Puto is always associated with dinuguan. The "puto and dinuguan" combination is a major part of Filipino eating tradition. Puto is "dunked" on the thick sauce dinugan, then eat it together with the pork pieces. Puto is a great pairing food with many of our Filipino dishes.
It can be also paired with Pancit bihon, Pancit palabok and any other pancit or noodles variation.
* 1 cup all-purpose flour (much better if rice flour)

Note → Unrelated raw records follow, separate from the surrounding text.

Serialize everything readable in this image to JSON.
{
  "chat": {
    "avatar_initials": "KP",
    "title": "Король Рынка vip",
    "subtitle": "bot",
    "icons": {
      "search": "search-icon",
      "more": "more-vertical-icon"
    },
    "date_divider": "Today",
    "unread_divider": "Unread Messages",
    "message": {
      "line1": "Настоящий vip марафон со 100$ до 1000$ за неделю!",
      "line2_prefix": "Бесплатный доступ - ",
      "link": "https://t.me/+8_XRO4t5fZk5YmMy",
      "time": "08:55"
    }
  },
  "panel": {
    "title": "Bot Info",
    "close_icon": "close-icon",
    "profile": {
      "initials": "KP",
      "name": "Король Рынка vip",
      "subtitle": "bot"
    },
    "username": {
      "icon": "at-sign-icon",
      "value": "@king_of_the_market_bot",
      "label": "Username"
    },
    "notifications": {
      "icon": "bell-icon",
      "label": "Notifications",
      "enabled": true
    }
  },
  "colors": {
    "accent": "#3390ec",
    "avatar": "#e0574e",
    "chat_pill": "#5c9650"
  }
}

* 1 teaspoon baking powder
* 3 tablespoons white sugar
* 1/4 cup shortening
* 1/8 teaspoon salt
* 6 tablespoons evaporated milk
* 4 egg whites
* 2 tablespoons sugar (for the egg whites)
How To Make Puto:
1). Cream shortening. When fluffy, add the 3 tablespoons sugar.
2). Add the dry ingredients together (flour and baking powder) together and add alternately with the 6 tablespoons milk to the creamed mixture. Set aside.
3). In another mixing bowl, beat egg whites until stuff. Add 2 tablespoons sugar to keep the air in the beaten egg-whites.
4). Fold the egg-whites to the mixture in number 2.
5). Pour into muffin molds.
6). Steam for 20 minutes or until done.
7). Top with a few anise seeds for flavor. Serve hot or cold.
Note: Image may vary with the end result of this recipe.